Fields in a struct skipping bytes

Question

Hey guys,
I have a struct I have written which is supposed to represent an entire UDP packet, with the ethernet header and all. Here it is:

#pragma pack(1)
struct UDPPacket {
    // an array to hold the destination mac address of the packet
    unsigned char dstmac[6];

    // an array to hold the source mac address of the packet
    unsigned char srcmac[6];

    // two bytes to hold the packet type, this is almost always IP (08 00)
    WORD ethtype;

    // each of the subfields of this take up 4 bits. ver, the first half,
    // is the ip version, which should usually be 4 for ipv4, and the second
    // is the length of the header divided by 4, which is almost always 5
    struct {
        unsigned ver : 4;
        unsigned len : 4;
    } verlen;

    // this isn't used in ipv4 and is 0
    BYTE tos;

    // the total length of the header + data
    WORD iplen;

    // the id of this datagram for reassembling fragmented packets
    WORD id;

    // the first subfield occupies 3 bits and is the flags of this packet, which is usually 0
    // the second subfield is the fragmentation offset for large datagrams that have been split up for sending, usually 0
    struct {
        unsigned flags : 3;
        unsigned fragmentation : 13;
    } flagfrag;

    // time to live; usually 35 or 128
    BYTE ttl;

    // the protocol with which this packet is being transported
    // 1 = ICMP, 2 = IGMP, 6 = TCP, 17 = UDP
    BYTE protocol;

    // the ip checksum of this packet
    WORD ipchecksum;

    // the source ip of this packet
    DWORD src;

    // the destination ip of this packet
    DWORD dest;
    // the port from which this packet is coming
    WORD srcport;

    // the port this packet is headed to
    WORD destport;

    // the length of the udp header + data, not including the ip header
    // so it's usually basically iplen - 20
    WORD udplen;

    // the udp checksum of this packet
    WORD udpchecksum;

    // a char pointer to the data of the packet
    unsigned char data[10000];
};
#pragma pack()

Of course, this being a representation of a real UDP packet, the bytes have to be at the same offset as they would be in a packet, and pointers to this type of struct will be cast to unsigned char*s for sending.
My problem is that when I try to assign anything after UDPPacket.verlen, it skips ahead about 5 bytes and starts there. For instance, when I assign the iplen feild, rather than setting the bytes at offsets 16 and 17, it assigns them at something like 23 and 24 (I can't say exactly because I don't have my program available here on my phone).
Is there an apparent reason for this that I'm missing, or did I just do something wrong?

Answer 1

You have to check your padding and alignment settings of your compiler.

Answer 2

Your #pragmas look right. Bitfields don't "auto-pack" to the smallest type that fits the number of bits explicitly specified. I suspect that verlen is taking your given type "unsigned" and assuming that it's a bitfiend of size unsigned int, which sounds like 32 bits in your compiler. Try making the fields of verlen "unsigned char" instead.
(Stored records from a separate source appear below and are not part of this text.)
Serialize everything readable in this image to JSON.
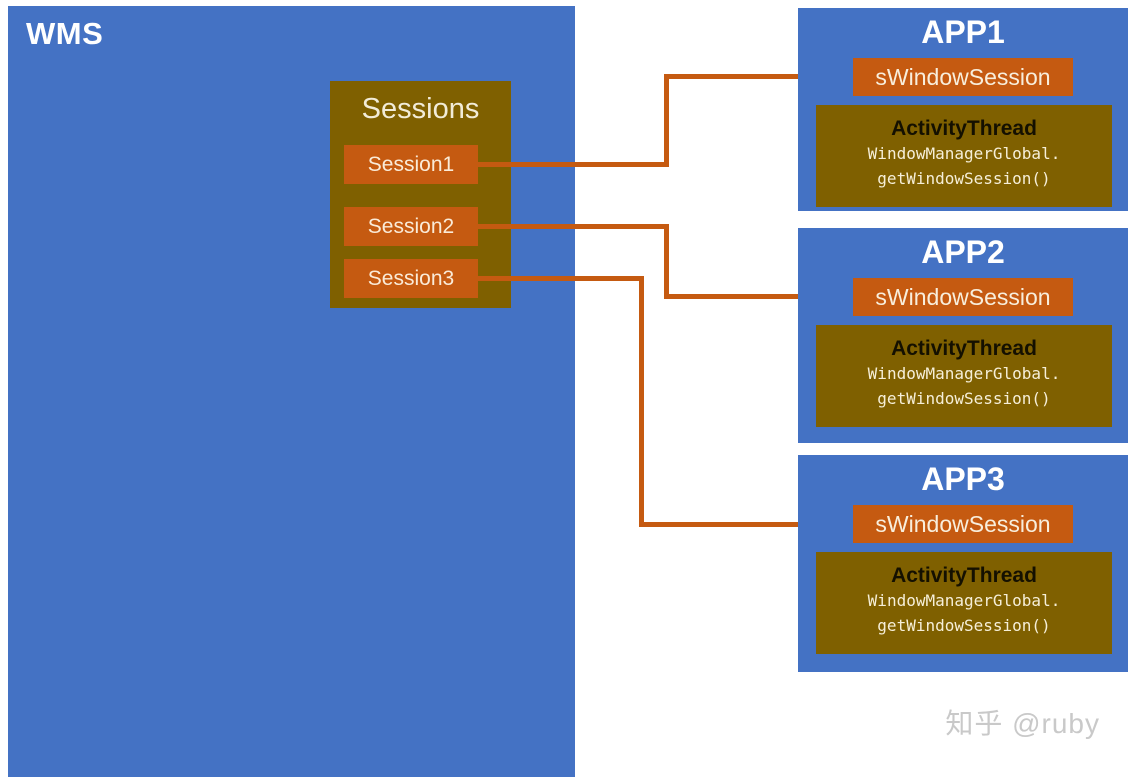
{
  "wms": {
    "title": "WMS"
  },
  "sessions_panel": {
    "title": "Sessions",
    "items": [
      {
        "label": "Session1"
      },
      {
        "label": "Session2"
      },
      {
        "label": "Session3"
      }
    ]
  },
  "apps": [
    {
      "title": "APP1",
      "session_ref": "sWindowSession",
      "thread": {
        "title": "ActivityThread",
        "code_line1": "WindowManagerGlobal.",
        "code_line2": "getWindowSession()"
      }
    },
    {
      "title": "APP2",
      "session_ref": "sWindowSession",
      "thread": {
        "title": "ActivityThread",
        "code_line1": "WindowManagerGlobal.",
        "code_line2": "getWindowSession()"
      }
    },
    {
      "title": "APP3",
      "session_ref": "sWindowSession",
      "thread": {
        "title": "ActivityThread",
        "code_line1": "WindowManagerGlobal.",
        "code_line2": "getWindowSession()"
      }
    }
  ],
  "watermark": "知乎 @ruby",
  "colors": {
    "box_blue": "#4472C4",
    "panel_olive": "#7F6000",
    "accent_orange": "#C55A11",
    "connector_orange": "#C55A11",
    "cream_text": "#F2ECD8",
    "title_white": "#FFFFFF",
    "thread_title_black": "#141000",
    "watermark_gray": "#C9C9C9"
  }
}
More here. The ability to specify "unsigned char" here is an MSFT extension (to ANSI C), but should work: http://msdn.microsoft.com/en-us/library/yszfawxh(VS.80).aspx

N.B. Same here goes for flagfrag, which should be "unsigned short".

Answer 3

Maybe using the offsetof macro will help you.

Answer 4

The standard does not require the compiler to pack the bit fields into a single storage unit ( int, char, whatever ). So even with the pragma, I would expect those 2 bitfields to take up 2 chars or ints. I don't have the docs for that compiler - does it say how the pragma affects bitfields ?

Answer 5

Your #pragma pack directive is right, but I think the underlying type of your bifields (verlen and flagfrag) are int instead of the char and short you were expecting.

Answer 6

unsigned is equivalent here to unsigned int, which is 4 bytes. So iplen should be at offset 23, which it sounds like it is.